In de periode van de Landelijke Werkgroep leerden we de voordelen en grenzen van een ‘werkgroep’ kennen. We kozen daarom, ondanks bedenkingen, in de volgende fase voor de relatief ‘ondemocratische’ stichtingsvorm. Een stichting met (net)werkgroepen. Bij het ‘loslaten’/verzelfstandigen van de eerste netwerkgroep van Stichting Oase, Kring Wilde Weelde (opgericht december 1994), kozen we van harte voor de verenigingsvorm. Net als de actieve Wilde Weelde-leden vonden we dat veel geschikter voor deze (belangen)organisatie van overwegend ‘kleine zelfstandigen’. De tweede netwerkgroep, de Vakgroep Heemtuinbeheer (opgericht april 1995), bleef uit eigen beweging een informele werkgroep binnen Stichting Oase tot aan het eind van ons werkzaam leven, zomer 2019 (v.a. 2008 verzelfstandigde deze groep zich wel met een eigen informeel bestuur). Vanaf 2018 ontwikkelde de Vakgroep Heemtuinbeheer zich tot een zelfstandige organisatie, de Stichting Natuurrijke Tuinen en Parken (SNTP). De spraakmakende netwerkgroep Springzaad werd als laatste in 2001 opgericht en in november 2013 als stichting ‘losgelaten’. Een informele Landelijke Werkgroep Groene Schoolpleinen (met regionale consulenten) maakt nog steeds deel uit van Stichting Springzaad, beweging voor meer ruimte voor natuur en kinderen.
Na ons afscheid van Stichting Oase, op 30 juni 2019, was het ook tijd om voor het spectrum aan netwerkgroepen, ontstaan uit Stichting Oase, een nieuwe, passende organisatievorm te vinden. Na lang onderling beraad werd de Federatieve Vereniging Oase Netwerk op 4.9.2020 (27 jaar en één dag na de oude stichting) opgericht.
Resumé: de ideale organisatievorm bestaat wat ons betreft niet, wel een keuze aan vormen die tijdelijk of langer het best voldoen om in alle vrijheid voor de meest onafhankelijke wijze van samenwerken te kiezen, voor individuen net zo zeer als ook voor organisaties, bedrijven, of bewegingen onderling.

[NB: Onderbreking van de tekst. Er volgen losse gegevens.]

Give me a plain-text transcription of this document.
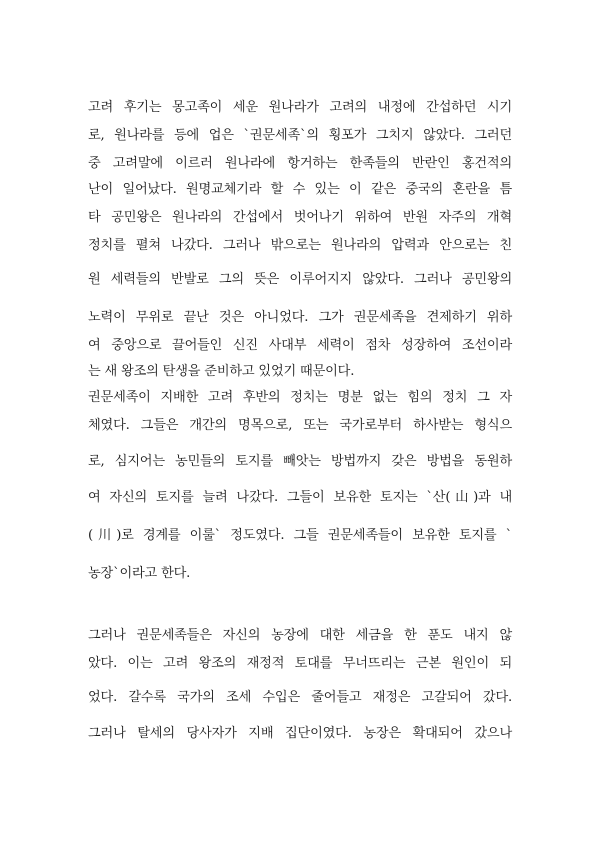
고려 후기는 몽고족이 세운 원나라가 고려의 내정에 간섭하던 시기
로, 원나라를 등에 업은 `권문세족`의 횡포가 그치지 않았다. 그러던
중 고려말에 이르러 원나라에 항거하는 한족들의 반란인 홍건적의
난이 일어났다. 원명교체기라 할 수 있는 이 같은 중국의 혼란을 틈
타 공민왕은 원나라의 간섭에서 벗어나기 위하여 반원 자주의 개혁
정치를 펼쳐 나갔다. 그러나 밖으로는 원나라의 압력과 안으로는 친
원 세력들의 반발로 그의 뜻은 이루어지지 않았다. 그러나 공민왕의
노력이 무위로 끝난 것은 아니었다. 그가 권문세족을 견제하기 위하
여 중앙으로 끌어들인 신진 사대부 세력이 점차 성장하여 조선이라
는 새 왕조의 탄생을 준비하고 있었기 때문이다.
권문세족이 지배한 고려 후반의 정치는 명분 없는 힘의 정치 그 자
체였다. 그들은 개간의 명목으로, 또는 국가로부터 하사받는 형식으
로, 심지어는 농민들의 토지를 빼앗는 방법까지 갖은 방법을 동원하
여 자신의 토지를 늘려 나갔다. 그들이 보유한 토지는 `산(山)과 내
(川)로 경계를 이룰` 정도였다. 그들 권문세족들이 보유한 토지를 `
농장`이라고 한다.
그러나 권문세족들은 자신의 농장에 대한 세금을 한 푼도 내지 않
았다. 이는 고려 왕조의 재정적 토대를 무너뜨리는 근본 원인이 되
었다. 갈수록 국가의 조세 수입은 줄어들고 재정은 고갈되어 갔다.
그러나 탈세의 당사자가 지배 집단이였다. 농장은 확대되어 갔으나
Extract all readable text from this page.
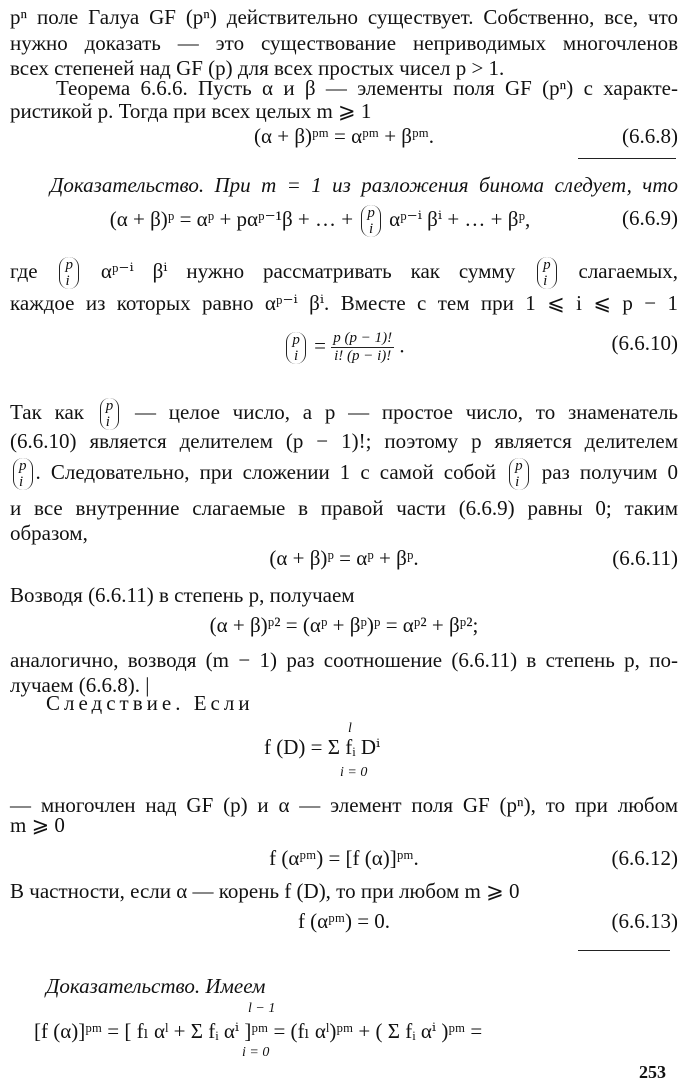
pⁿ поле Галуа GF (pⁿ) действительно существует. Собственно, все, что
нужно доказать — это существование неприводимых многочленов
всех степеней над GF (p) для всех простых чисел p > 1.
Теорема 6.6.6. Пусть α и β — элементы поля GF (pⁿ) с характе-
ристикой p. Тогда при всех целых m ⩾ 1
(α + β)ᵖᵐ = αᵖᵐ + βᵖᵐ.	(6.6.8)
Доказательство. При m = 1 из разложения бинома следует, что
(α + β)ᵖ = αᵖ + pαᵖ⁻¹β + … + p
i αᵖ⁻ⁱ βⁱ + … + βᵖ,	(6.6.9)
где p
i αᵖ⁻ⁱ βⁱ нужно рассматривать как сумму p
i слагаемых,
каждое из которых равно αᵖ⁻ⁱ βⁱ. Вместе с тем при 1 ⩽ i ⩽ p − 1
p
$i = \frac{p (p - 1)!}{i! (p - i)!}$ .	(6.6.10)
Так как p
i — целое число, а p — простое число, то знаменатель
(6.6.10) является делителем (p − 1)!; поэтому p является делителем
p
i . Следовательно, при сложении 1 с самой собой p
i раз получим 0
и все внутренние слагаемые в правой части (6.6.9) равны 0; таким
образом,
(α + β)ᵖ = αᵖ + βᵖ.	(6.6.11)
Возводя (6.6.11) в степень p, получаем
(α + β)ᵖ² = (αᵖ + βᵖ)ᵖ = αᵖ² + βᵖ²;
аналогично, возводя (m − 1) раз соотношение (6.6.11) в степень p, по-
лучаем (6.6.8). |
Следствие. Если
l
f (D) = Σ fᵢ Dⁱ
i = 0
— многочлен над GF (p) и α — элемент поля GF (pⁿ), то при любом
m ⩾ 0
f (αᵖᵐ) = [f (α)]ᵖᵐ.	(6.6.12)
В частности, если α — корень f (D), то при любом m ⩾ 0
f (αᵖᵐ) = 0.	(6.6.13)
Доказательство. Имеем
l − 1
[f (α)]ᵖᵐ = [ fₗ αˡ + Σ fᵢ αⁱ ]ᵖᵐ = (fₗ αˡ)ᵖᵐ + ( Σ fᵢ αⁱ )ᵖᵐ =
i = 0
253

Ondanks (of dankzij?) alle belang dat wij hechten aan het samen werken, van en met elkaar leren en het opbouwen en onderhouden van netwerken, hebben we steeds het Afrikaanse spreekwoord ‘Alleen ga je sneller, samen kom je verder’, in het oog gehouden. Soms hield dat in dat we er, ondanks het besef dat dit niet optimaal democratisch was, toch voor kozen iets alleen (d.w.z. met zijn tweeën of als stichtingsbestuur) te doen, om op die manier sneller en vrijer te kunnen werken.